Our four-hooved, cud-chewing ambulatory thermometer struck again!
The back story, and some finer points of farming:
1. Ideally, cows give birth once a year (or are pregnant once a year, whether or not they are carrying twins, etc)
2. The duration of their pregnancy is nine months.
3. If you arrange for a Bull to be in the same pasture with a Cow, it is likely that you will end up with a calf at some point.
4. We have “an experienced Belted Galloway cow” (she is older, and has had many calves) named Laura.
5. Laura has a bull calf each year.
6. Laura gives birth in December
7. She calves on the coldest night of the season.

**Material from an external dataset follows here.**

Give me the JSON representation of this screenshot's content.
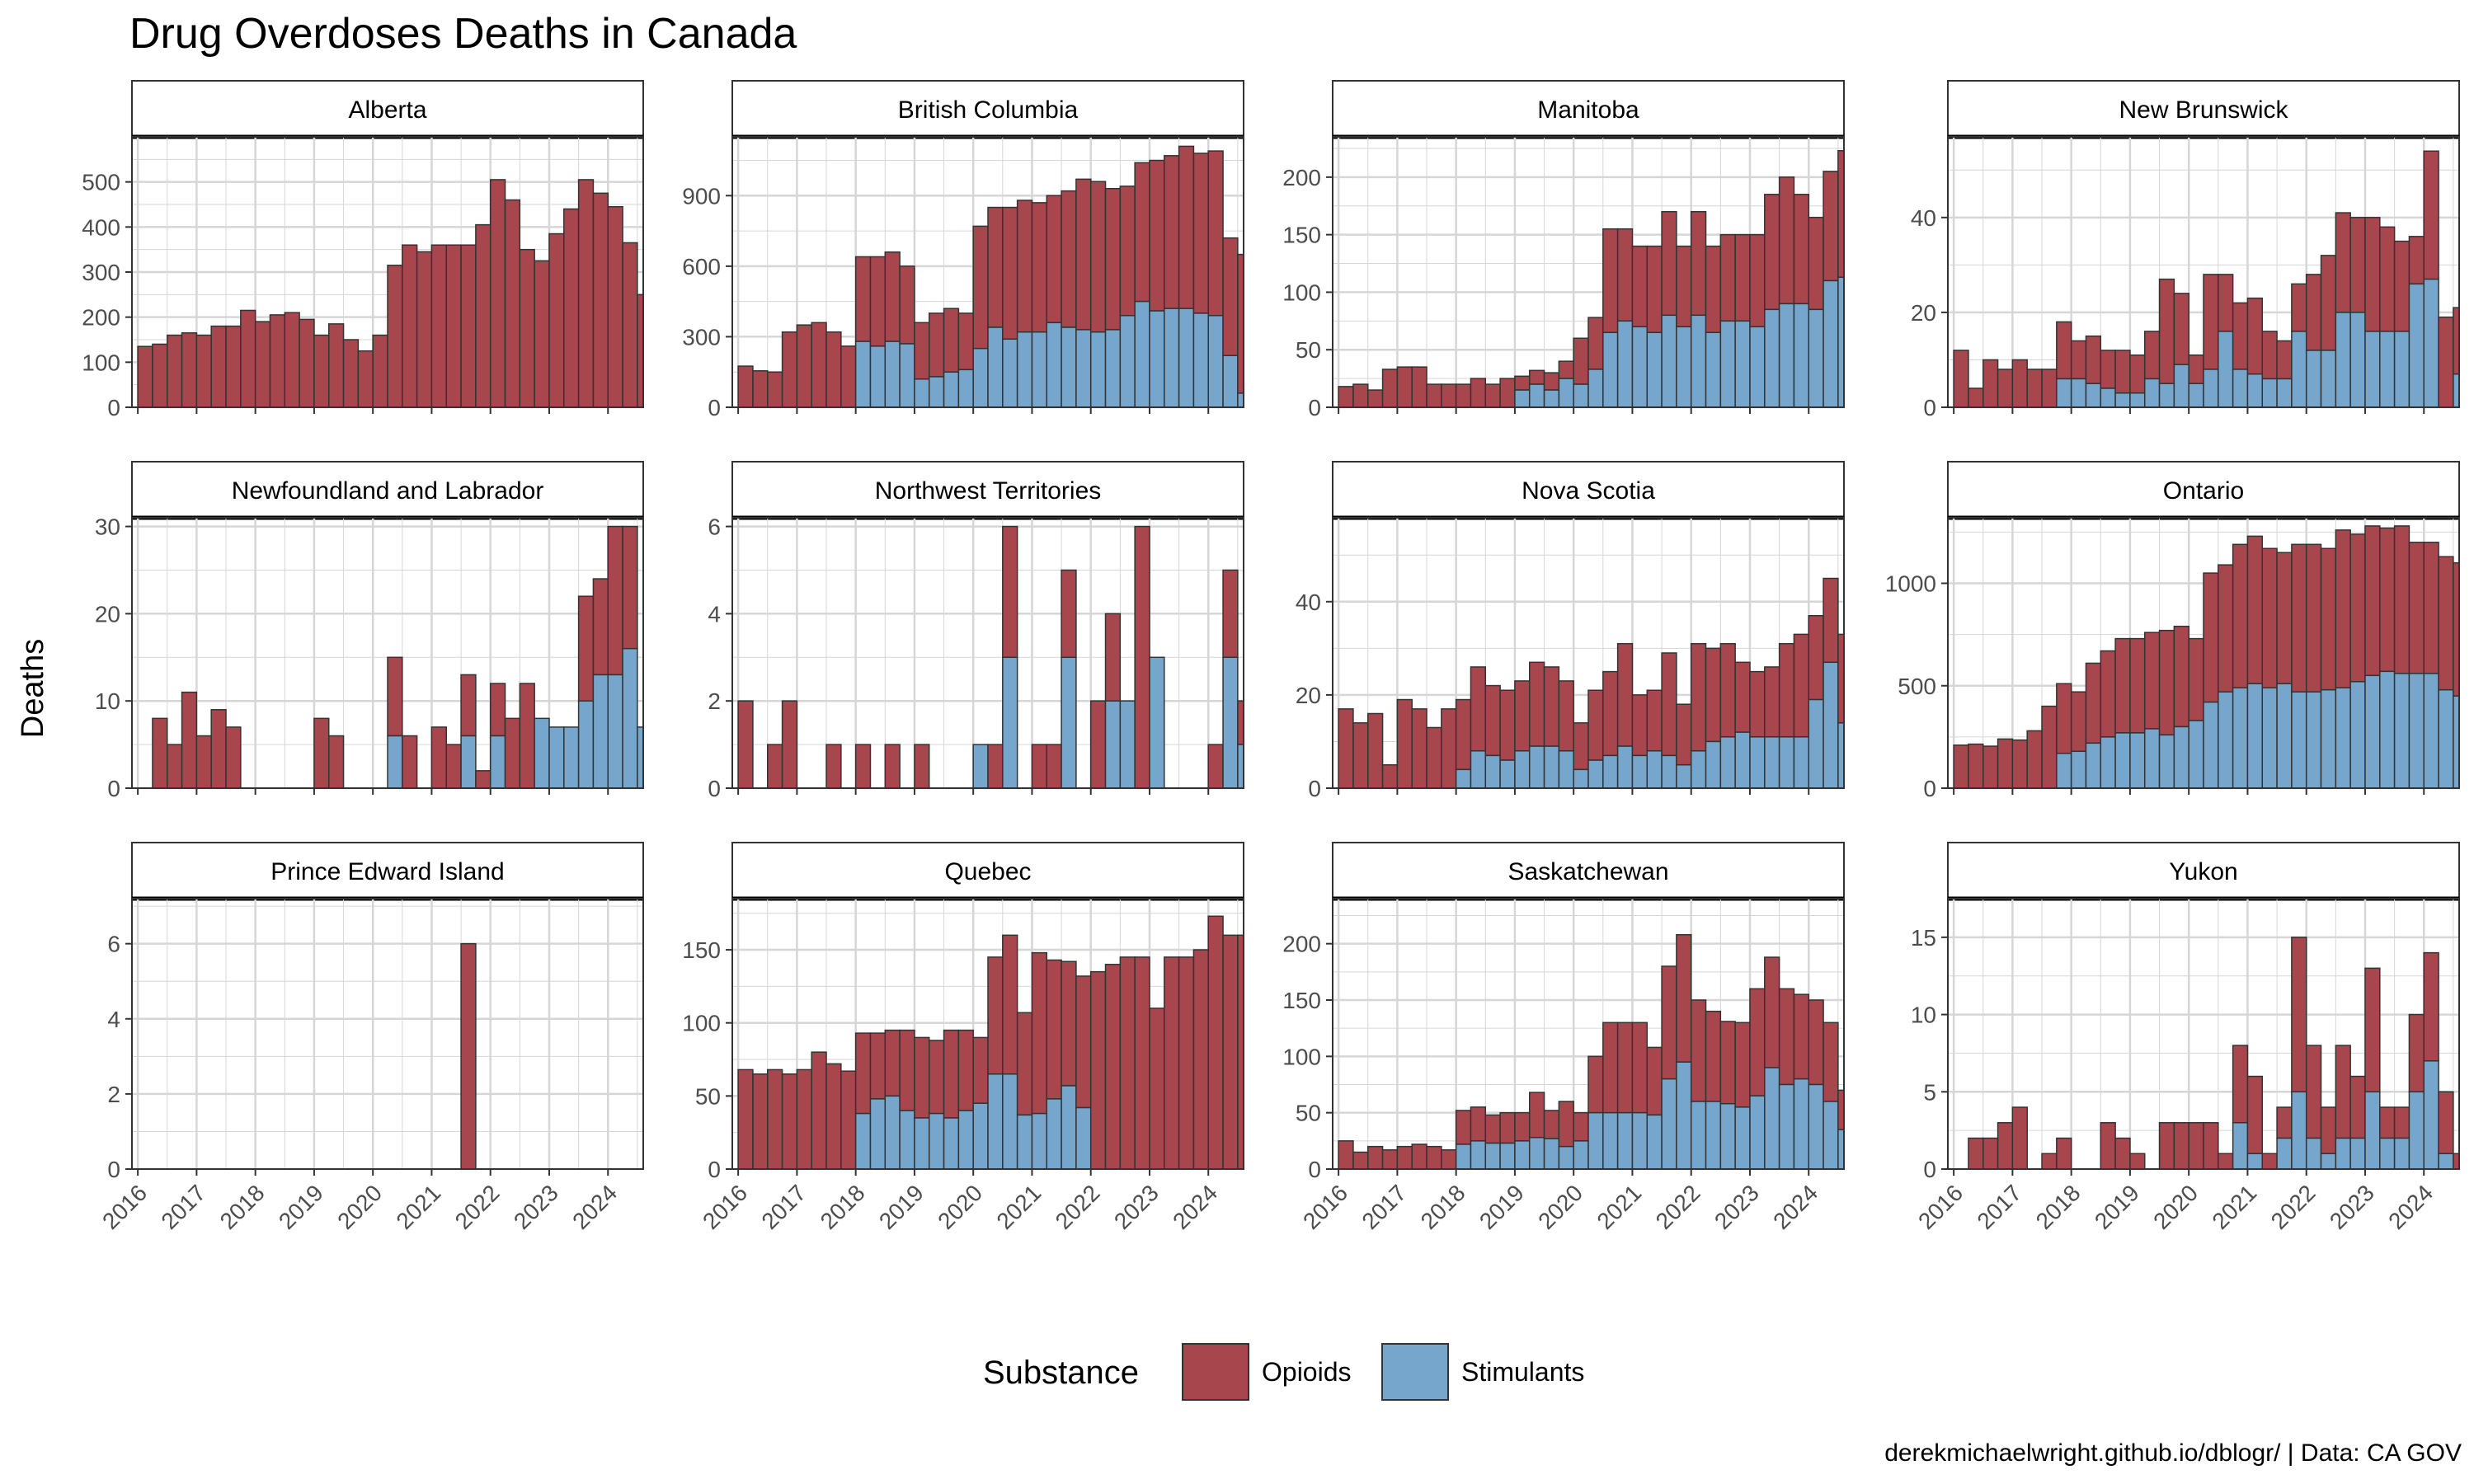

We had a wickedly cold snap yesterday and the day before. Guess what? Uneventfully and quietly, Laura went into labor yesterday afternoon and gave birth to a healthy and robust calf. She is a very protective mother, and we have not yet gotten close enough to check and see if it is a heifer (female) or bull. This morning as I left the house for work, I noted that Laura had moved away from her calf, and was eating hay. When a cow leaves her calf alone, you always worry and wonder what they are up to: is the calf still alive or did the mother abandon it, it is alive but freezing cold, has it made too much noise and is it being mauled by coyotes, or experiencing any other horrible thing (that all have happened to our animals over the years)? Laura had tucked her calf in for a warm slumber alongside Petunia and Portia, the exceedingly large and friendly Gloucestershire Old Spots pigs.
We must have experienced a very cold few days, as our little thermometer gave us an early Christmas present in 2009.